Mimmo Gentile, originario di Salerno, ha giocato con la maglia dell'Atalanta negli anni ottanta: "Era difficile fargli anche fallo, non si spostava".
Carmine Gentile, calciatore dell'Atalanta degli anni ottanta, originario di Salerno, ai microfoni di Bergamonews.it, in occasione dei 60 anni di Maradona si espresse sul paragone stucchevole tra il Pibe de Oro e la Pulce. "Mimmo", come lo chiamavano gli amici e i compagni di squadra, contro Diego ci ha giocato quando vestiva la casacca degli orobici ed evidenziò: "Sono diversi, Messi è un giocatore da playstation. Vogliamo allora ricordare come giocava Zico? Però nessuno come Maradona, lui era l’estetica del calcio".

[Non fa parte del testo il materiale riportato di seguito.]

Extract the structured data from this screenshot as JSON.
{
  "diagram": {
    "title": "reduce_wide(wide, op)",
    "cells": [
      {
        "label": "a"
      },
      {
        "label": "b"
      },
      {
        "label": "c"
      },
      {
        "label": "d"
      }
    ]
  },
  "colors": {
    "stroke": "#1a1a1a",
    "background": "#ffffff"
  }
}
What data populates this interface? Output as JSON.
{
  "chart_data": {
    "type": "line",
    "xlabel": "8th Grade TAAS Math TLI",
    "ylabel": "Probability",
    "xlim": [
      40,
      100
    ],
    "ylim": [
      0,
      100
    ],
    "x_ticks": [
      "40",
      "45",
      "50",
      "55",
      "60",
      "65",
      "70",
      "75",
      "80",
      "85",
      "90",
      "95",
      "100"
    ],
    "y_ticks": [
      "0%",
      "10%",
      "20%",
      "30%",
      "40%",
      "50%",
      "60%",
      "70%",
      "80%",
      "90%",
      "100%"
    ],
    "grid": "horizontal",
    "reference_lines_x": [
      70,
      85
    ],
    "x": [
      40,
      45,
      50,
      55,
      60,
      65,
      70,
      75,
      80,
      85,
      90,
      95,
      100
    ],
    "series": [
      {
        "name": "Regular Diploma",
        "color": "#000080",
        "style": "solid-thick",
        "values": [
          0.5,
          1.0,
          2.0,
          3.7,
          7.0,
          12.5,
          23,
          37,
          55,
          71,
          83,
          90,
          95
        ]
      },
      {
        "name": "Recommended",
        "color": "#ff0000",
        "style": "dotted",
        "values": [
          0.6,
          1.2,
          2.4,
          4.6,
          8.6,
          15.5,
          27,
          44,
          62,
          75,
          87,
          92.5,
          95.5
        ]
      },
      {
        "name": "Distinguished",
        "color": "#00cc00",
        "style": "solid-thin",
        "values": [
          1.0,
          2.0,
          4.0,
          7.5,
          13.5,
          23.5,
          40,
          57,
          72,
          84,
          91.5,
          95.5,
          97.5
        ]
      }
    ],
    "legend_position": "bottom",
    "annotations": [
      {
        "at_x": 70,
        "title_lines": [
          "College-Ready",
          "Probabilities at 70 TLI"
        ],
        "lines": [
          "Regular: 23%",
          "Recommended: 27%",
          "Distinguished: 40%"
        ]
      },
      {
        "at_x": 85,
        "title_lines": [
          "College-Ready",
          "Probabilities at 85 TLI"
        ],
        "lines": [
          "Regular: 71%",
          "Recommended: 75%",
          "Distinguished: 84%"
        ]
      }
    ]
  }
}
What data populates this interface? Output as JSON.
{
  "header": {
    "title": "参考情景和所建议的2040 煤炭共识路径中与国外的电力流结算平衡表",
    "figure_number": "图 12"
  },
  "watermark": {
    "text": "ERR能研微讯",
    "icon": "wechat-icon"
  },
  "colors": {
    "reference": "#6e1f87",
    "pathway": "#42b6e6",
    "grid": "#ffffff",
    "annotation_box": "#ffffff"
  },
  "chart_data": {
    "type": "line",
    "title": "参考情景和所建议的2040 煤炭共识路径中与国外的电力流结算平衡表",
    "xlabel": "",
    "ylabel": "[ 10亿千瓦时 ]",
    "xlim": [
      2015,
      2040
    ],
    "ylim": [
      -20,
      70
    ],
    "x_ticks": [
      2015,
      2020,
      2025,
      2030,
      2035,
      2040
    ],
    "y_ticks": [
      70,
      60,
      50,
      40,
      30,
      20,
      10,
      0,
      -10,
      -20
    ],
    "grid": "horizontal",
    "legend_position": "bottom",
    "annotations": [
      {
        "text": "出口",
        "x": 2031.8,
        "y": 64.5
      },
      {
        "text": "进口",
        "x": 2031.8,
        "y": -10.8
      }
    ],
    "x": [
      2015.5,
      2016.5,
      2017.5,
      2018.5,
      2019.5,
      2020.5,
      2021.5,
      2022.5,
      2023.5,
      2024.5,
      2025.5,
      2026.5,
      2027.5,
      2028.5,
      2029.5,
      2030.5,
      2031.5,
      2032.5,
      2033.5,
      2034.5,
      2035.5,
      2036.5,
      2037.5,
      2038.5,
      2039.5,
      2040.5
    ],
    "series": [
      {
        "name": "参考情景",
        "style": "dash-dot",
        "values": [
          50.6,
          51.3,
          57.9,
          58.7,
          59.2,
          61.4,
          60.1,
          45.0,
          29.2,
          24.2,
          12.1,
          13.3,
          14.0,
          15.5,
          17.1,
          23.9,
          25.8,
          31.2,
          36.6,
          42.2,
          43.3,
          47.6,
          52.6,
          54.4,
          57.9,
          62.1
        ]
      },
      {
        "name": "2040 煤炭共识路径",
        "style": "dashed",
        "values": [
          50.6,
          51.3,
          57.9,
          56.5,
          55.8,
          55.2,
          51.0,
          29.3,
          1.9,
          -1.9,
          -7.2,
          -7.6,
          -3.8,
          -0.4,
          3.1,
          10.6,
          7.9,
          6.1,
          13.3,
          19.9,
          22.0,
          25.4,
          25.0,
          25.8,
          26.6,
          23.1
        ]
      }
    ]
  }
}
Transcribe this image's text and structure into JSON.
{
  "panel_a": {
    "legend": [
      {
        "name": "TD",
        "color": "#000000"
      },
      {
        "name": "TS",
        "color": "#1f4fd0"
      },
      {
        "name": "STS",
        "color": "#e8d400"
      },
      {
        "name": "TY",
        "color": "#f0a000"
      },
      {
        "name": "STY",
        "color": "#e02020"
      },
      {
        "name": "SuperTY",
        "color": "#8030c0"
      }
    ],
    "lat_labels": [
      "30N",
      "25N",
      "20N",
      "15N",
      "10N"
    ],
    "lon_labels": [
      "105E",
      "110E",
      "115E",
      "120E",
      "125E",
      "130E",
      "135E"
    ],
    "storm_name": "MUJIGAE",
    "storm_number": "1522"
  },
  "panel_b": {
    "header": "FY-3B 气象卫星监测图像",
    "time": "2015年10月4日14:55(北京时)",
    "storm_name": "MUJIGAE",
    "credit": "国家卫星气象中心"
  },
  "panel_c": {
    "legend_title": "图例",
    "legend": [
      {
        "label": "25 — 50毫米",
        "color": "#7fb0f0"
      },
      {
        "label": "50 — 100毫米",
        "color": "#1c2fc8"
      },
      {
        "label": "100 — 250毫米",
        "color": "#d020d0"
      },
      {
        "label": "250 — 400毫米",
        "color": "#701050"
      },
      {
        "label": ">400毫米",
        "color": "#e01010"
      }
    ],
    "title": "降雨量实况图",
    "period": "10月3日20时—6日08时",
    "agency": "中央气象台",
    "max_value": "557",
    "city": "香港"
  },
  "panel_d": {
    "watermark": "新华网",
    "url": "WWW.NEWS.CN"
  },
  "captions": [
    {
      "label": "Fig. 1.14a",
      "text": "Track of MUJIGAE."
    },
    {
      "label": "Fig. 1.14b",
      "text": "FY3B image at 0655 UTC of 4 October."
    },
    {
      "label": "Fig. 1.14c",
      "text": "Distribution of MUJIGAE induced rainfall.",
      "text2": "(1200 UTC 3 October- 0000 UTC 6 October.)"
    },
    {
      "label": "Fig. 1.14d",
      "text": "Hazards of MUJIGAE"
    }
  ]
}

Poi aggiunge: "Forse non aveva la velocità che adesso ha Messi, però era più elegante. Non si allenava, eppure quando giocava altroché se pedalava, teneva botta a tutto campo, anche fisicamente. Vedeva il gioco, aveva solo un piede e meno male. Resta lui il più grande giocatore di sempre".
Come fermarlo? "Bel problema. Dovevamo cercare di non fargli arrivare la palla, ma non era tanto facile. Poi lui con due giocate ti accendeva la partita. Era anche difficile fargli fallo perché non si spostava. Certo che era un calcio diverso da quello di oggi, allora si curava di più la fase difensiva, oggi gli attaccanti sono anche più protetti dagli arbitri e Maradona farebbe giocate stratosferiche. Calciava le punizioni in maniera sublime, tra l’altro più vicino alla porta era più difficile, ma lui con quel piede la metteva dove voleva”.